La charge de la preuve revient au Cofrac avec, à la clef, une question : comment peut-il concrètement apprécier cela en examinant des dossiers à distance ou sur site sous forme de visites programmées ?
Réponse : peut-être en interrogeant les intéressés ? Imaginons la scène… Une réunion de clôture au terme de deux ou trois jours d’audit : bilan des écarts critiques, non critiques… L’atmosphère se détend, et là, la question routinière est lâchée : « Subissez-vous une pression commerciale indue, interne ou externe, financière ou autre, susceptible de mettre en cause la qualité des examens ? » - Sourires polis de l’auditoire… silence. Fin de l’audit.
En réalité, prenant conscience de ce rôle déterminant qui lui incombe, le COFRAC a mis récemment un tout nouvel écart à son arc. Le non-respect d’un point de la norme lorsque « la charte éthique du laboratoire ne précise pas que le personnel travaille sans pression ni conflits d’intérêts » fait désormais l’objet d’un écart. Selon les préceptes normatifs, il suffit simplement d’écrire l’indépendance pour la voir de facto garantie.
La fausse solution du lanceur d’alerte
« Lorsque des décisions prises par la personne physique ou morale qui exploite le laboratoire de biologie médicale apparaissent au biologiste-responsable comme de nature à mettre en cause la santé des patients et la santé publique ou les règles de fonctionnement du laboratoire prévues au présent livre, le biologiste-responsable en informe le Directeur général de l’Agence régionale de santé qui prend les mesures appropriées.» Code de la santé publique - art. L6213-11
La question de l’efficacité de ce dispositif peut se poser puisqu’il s’est avéré que des biologistes salariés ayant utilisé cette procédure ont été convoqués par leurs employeurs dans le cadre de procédures liées à l’exécution de leur contrat de travail.
Une situation, rapportée par la section G, illustre bien cette problématique. Suite à des dysfonctionnements constatés dans l’organisation interne du Laboratoire de biologie médicale (LBM) dans lequel il était salarié, un pharmacien biologiste avait alerté la direction de la société exploitant le LBM. Étaient notamment dénoncés : le remplacement du biologiste responsable par un biologiste médical non inscrit à l’Ordre, l’absence de fiche de non-conformité, l’utilisation d’un code utilisateur fictif sur le système informatique du laboratoire, l’absence de validation biologique par un biologiste, des défaillances en termes d’assurance qualité...

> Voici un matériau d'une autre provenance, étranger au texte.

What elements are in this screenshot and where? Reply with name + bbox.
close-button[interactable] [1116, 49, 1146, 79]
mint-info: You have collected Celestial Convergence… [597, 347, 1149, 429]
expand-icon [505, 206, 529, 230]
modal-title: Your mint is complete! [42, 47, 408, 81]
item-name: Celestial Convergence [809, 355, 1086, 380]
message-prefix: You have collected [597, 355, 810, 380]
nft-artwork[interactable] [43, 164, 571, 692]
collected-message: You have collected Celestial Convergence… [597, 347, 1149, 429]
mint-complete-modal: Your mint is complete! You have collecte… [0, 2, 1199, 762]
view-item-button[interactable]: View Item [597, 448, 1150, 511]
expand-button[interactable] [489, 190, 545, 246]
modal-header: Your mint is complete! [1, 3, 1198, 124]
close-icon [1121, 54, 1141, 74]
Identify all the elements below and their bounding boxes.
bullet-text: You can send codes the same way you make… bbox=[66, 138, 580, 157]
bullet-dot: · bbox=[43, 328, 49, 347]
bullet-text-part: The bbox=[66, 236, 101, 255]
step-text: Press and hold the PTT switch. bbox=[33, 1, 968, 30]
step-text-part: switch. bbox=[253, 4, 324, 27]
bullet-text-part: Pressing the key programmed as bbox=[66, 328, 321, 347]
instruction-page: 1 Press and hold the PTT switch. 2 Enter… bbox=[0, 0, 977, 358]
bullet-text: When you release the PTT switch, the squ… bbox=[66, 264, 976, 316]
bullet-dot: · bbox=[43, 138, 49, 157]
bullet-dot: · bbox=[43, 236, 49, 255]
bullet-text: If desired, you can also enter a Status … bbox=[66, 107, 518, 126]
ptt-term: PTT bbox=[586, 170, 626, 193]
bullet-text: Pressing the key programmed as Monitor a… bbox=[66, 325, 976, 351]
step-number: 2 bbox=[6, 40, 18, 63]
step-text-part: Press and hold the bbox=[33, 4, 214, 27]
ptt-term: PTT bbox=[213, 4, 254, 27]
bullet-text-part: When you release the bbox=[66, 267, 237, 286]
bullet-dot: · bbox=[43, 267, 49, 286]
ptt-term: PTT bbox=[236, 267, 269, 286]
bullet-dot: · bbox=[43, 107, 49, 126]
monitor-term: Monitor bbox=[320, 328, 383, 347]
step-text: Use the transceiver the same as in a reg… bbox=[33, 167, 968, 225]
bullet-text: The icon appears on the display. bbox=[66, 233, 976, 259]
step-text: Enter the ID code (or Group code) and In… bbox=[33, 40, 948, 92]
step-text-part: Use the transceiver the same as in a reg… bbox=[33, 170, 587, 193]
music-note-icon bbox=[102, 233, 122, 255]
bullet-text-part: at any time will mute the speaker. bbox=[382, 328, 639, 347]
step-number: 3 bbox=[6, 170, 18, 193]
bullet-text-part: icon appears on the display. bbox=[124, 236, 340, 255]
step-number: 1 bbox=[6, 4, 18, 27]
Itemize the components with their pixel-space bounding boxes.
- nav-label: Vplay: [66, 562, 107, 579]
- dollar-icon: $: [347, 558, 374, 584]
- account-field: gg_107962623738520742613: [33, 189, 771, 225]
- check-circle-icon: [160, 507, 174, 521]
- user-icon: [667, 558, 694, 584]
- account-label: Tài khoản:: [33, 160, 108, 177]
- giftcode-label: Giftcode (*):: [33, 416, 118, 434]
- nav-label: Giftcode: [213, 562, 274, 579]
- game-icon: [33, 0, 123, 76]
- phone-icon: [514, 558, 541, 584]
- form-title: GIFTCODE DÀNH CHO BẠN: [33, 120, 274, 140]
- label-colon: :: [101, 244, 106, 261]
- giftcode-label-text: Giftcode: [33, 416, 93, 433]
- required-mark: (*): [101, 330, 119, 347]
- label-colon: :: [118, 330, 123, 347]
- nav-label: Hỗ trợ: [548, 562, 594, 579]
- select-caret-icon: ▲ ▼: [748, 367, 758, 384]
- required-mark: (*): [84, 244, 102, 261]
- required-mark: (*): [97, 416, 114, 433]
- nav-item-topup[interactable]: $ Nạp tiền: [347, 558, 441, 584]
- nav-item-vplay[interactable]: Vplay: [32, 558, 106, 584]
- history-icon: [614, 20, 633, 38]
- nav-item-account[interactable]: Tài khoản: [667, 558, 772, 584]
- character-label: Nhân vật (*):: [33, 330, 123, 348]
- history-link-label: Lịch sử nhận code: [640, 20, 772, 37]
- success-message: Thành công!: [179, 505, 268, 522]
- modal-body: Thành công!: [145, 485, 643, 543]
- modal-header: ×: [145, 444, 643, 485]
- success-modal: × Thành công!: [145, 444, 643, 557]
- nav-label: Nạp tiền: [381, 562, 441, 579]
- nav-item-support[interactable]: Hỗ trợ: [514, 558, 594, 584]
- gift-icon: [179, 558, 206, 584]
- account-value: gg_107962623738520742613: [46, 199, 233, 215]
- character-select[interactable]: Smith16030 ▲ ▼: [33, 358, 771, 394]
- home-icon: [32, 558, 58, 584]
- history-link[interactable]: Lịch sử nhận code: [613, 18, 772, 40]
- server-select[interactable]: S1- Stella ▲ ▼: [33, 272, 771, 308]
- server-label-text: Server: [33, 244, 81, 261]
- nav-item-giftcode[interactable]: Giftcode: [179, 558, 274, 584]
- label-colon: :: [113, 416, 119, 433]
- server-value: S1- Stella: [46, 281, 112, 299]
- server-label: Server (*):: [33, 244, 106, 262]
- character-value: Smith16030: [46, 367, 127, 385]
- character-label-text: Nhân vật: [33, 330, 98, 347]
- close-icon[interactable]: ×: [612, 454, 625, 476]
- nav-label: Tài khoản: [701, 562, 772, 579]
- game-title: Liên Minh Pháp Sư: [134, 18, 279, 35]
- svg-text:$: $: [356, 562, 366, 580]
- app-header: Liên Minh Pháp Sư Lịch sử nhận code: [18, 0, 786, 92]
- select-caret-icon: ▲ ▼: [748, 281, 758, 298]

Aucune réponse n’ayant été apportée au pharmacien biologiste, ce dernier a informé le DG de l’ARS compétente, conformément à l’article L 6213-11 du CSP. Une enquête a été diligentée au sein du laboratoire laissant apparaître de nombreux dysfonctionnements. Néanmoins, la direction de la société exploitant le LBM a ensuite menacé le pharmacien à l’origine de ce signalement de licenciement pour faute grave s’il refusait une rupture conventionnelle (Source Ordre des pharmaciens).
Conclusion : l’indépendance professionnelle va de pair avec l’indépendance financière et capitalistique
L’exercice libéral en reste le seul garant. A ce jour, compte tenu de la variété et de la complexité infinies des montages juridiques auxquels des sociétés peuvent recourir dans le cadre de prises de contrôle indirectes ou dissimulées d’autres sociétés, les risques sont très importants de voir les professionnels de santé être subordonnés à une logique purement économique ou commerciale sans qu’aucun organisme tiers ne puisse en assurer efficacement le contrôle ou la sanction. Défendre le principe du contrôle réel du laboratoire de biologie médicale par les biologistes médicaux exerçants est donc plus que jamais un combat pertinent pour le bien des patients et de la santé publique.